Sir John Brunner

The Statue of Sir John Brunner

The Statue was erected in 1922.  It is a bronze statue on a granite plinth created by W. Goscombe John.  It is life size and depicts Brunner bearded, wearing a morning coat, in a stance, with his right hand outstretched, as if addressing a public meeting.

Sir John Brunner – The Man

John Tomlinson Brunner (1842–1919) was born in Liverpool, and at the age of 15 started to work in an office in the city.  In 1861 he moved to work in the office of the alkali factory of John Hutchinson in Widnes where his older brother Henry was already working.  In time John Brunner became the manager of the office.  Hutchinson manufactured alkali by the Leblanc process, but this was an inefficient method for producing alkali, and was very damaging to the environment.  One of the chemists working in the company was Ludwig Mond, who had been attracted to a different process for making alkali, the ammonia-soda process.  By 1871 Mond had determined to build a factory to produce alkali by this process, and in this project he was joined by Brunner.  In 1873 Mond and Brunner bought the Winnington estate near Northwich in Cheshire, which included the country house, Winnington Hall.  The two families moved into the hall, one family occupying each wing, and the factory which became the start of Brunner Mond and Company was built nearby.  By about 1892 the company had become the largest producer of soda in the world.  In 1891, Brunner had become the chairman of the company, and he retained that position until April 1918, 14 months before his death.

After moving to Winnington, Brunner became interested in politics, and became a member of the Liberal Party.  He was selected as candidate for the newly created parliamentary constituency of Northwich, the Liberal Party were unable to form a stable government, and Brunner lost his seat at the general election the following year.  However the successful candidate died during the following year, and at the by-election in August 1877 Brunner regained the seat.  He continued to be the Member of Parliament for Northwich for over 30 years until he retired from the position in 1910.  Brunner was regarded locally as a kind and sympathetic employer and a generous benefactor.  Amongst his benefactions were a new library in Northwich, and the re-endowment of Sir John Deane’s College in the town.

Following Brunner’s death in 1919 a committee was formed to consider erecting a statue to his memory.  His son Roscoe commissioned Goscombe John to create a design, which was accepted by the committee.  The figure is in bronze and was made at the foundry of A. B. Burton in Thames Ditton.  The stonework was made by Messrs.
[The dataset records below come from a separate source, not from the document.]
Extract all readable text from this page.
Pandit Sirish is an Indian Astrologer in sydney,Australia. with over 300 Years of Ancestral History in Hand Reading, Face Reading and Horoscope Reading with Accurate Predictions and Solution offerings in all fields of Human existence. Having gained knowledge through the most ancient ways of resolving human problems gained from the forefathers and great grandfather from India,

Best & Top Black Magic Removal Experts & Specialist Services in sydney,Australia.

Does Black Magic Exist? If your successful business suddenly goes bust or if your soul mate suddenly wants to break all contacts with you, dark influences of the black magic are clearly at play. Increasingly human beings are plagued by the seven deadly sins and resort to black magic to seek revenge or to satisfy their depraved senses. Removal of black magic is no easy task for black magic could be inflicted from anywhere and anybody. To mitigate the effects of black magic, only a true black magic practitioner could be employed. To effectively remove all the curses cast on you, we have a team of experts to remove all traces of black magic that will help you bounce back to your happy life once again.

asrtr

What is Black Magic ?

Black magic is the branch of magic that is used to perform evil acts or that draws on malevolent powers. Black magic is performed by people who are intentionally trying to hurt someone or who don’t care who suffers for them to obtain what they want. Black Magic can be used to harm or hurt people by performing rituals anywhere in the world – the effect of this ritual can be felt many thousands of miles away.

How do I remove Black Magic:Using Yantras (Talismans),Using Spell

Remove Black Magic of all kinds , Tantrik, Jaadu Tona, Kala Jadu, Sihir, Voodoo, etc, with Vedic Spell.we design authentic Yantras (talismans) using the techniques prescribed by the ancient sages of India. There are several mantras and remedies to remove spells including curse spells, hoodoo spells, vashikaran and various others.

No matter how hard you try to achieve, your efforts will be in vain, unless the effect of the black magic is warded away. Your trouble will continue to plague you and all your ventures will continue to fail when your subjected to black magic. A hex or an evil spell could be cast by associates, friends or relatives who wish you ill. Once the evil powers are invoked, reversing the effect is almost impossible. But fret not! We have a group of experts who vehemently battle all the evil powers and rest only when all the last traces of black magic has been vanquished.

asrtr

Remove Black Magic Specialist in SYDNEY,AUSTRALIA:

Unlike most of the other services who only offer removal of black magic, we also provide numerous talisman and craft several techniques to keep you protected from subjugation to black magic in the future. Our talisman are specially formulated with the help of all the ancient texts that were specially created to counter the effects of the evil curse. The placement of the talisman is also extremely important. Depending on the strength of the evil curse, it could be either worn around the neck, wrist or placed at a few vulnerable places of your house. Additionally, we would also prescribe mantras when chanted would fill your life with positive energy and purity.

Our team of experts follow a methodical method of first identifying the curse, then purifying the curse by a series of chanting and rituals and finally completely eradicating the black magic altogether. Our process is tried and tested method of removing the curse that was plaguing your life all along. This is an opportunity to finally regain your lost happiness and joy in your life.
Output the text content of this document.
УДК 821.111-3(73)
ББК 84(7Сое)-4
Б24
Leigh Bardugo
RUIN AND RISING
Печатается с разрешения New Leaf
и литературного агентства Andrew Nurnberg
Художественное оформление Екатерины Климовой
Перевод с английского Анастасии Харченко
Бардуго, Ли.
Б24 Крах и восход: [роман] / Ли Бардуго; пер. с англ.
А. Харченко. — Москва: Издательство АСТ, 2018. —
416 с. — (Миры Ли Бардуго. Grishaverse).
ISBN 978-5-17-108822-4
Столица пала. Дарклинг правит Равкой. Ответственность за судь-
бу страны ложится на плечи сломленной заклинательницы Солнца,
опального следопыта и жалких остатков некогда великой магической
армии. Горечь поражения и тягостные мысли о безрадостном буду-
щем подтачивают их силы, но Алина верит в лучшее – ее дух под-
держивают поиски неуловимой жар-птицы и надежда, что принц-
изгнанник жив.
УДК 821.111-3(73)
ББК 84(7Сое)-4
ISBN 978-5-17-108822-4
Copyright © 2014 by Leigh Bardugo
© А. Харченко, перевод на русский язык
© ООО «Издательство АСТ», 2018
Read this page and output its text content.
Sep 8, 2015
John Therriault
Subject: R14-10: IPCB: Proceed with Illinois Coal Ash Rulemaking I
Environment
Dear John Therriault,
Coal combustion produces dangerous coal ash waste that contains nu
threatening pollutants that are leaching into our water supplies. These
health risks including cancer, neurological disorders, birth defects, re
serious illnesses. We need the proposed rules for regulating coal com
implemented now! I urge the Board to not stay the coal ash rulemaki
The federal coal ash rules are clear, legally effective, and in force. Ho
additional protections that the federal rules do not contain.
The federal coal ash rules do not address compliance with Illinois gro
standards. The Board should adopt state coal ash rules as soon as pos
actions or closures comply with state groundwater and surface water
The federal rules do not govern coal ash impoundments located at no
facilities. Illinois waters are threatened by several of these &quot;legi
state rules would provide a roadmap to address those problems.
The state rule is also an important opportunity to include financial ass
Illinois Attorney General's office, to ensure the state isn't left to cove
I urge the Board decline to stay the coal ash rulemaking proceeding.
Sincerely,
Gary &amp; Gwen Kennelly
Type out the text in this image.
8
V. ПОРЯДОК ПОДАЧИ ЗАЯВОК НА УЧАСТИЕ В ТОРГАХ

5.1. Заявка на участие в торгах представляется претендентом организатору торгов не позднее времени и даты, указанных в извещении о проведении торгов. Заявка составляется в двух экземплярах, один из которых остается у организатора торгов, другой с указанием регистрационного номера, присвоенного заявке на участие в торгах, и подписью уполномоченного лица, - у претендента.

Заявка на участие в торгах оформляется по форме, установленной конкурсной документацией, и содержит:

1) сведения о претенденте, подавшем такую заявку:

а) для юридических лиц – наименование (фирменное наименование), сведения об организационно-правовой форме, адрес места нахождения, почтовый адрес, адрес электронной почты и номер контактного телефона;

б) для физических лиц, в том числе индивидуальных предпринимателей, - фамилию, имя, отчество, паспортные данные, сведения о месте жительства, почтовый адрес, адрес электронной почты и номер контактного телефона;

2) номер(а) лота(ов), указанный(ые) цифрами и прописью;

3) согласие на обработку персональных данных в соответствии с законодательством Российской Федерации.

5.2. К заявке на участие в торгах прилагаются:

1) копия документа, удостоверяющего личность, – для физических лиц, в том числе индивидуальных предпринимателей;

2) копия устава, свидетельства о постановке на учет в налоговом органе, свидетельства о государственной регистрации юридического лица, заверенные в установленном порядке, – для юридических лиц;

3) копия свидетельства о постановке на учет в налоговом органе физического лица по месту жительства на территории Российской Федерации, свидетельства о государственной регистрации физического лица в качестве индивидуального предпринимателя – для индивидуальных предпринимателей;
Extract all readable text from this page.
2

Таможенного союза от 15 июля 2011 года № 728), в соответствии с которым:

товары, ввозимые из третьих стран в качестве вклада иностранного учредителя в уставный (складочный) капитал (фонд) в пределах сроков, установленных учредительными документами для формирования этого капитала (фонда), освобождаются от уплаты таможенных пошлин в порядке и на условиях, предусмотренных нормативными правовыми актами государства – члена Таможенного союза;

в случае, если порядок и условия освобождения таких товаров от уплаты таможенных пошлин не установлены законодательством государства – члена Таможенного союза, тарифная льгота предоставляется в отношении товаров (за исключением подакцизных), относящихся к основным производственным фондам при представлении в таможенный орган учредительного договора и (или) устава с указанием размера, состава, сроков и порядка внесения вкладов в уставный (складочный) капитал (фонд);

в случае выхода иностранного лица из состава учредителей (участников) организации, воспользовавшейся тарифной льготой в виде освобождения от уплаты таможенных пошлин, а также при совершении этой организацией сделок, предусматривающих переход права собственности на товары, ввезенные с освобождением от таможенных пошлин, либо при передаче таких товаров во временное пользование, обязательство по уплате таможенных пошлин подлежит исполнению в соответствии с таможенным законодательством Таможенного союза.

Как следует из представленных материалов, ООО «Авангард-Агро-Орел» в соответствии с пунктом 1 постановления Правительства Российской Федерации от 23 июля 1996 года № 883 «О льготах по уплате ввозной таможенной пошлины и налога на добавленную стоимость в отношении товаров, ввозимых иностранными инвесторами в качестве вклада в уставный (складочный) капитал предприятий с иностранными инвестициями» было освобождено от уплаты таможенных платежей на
Kirkpatrick of Manchester.  The statue was erected between the Brunner-Mond factories of Winnington and Willerscote, on a site near to the statue of Ludwig Mond.  It was unveiled on 10 June 1922 in the presence of Brunner’s sons, John and Roscoe, and his wife, together with Alfred Mond, son of Ludwig, Lord Leverhulme, and Louis Solvay.  In 1995 the statue was moved to its present position outside Mond House, the headquarters of the company founded by Brunner and Mond.  It was unveiled here by the Duchess of Kent, Brunner’s great granddaughter.  It stands next to the statue of Mond.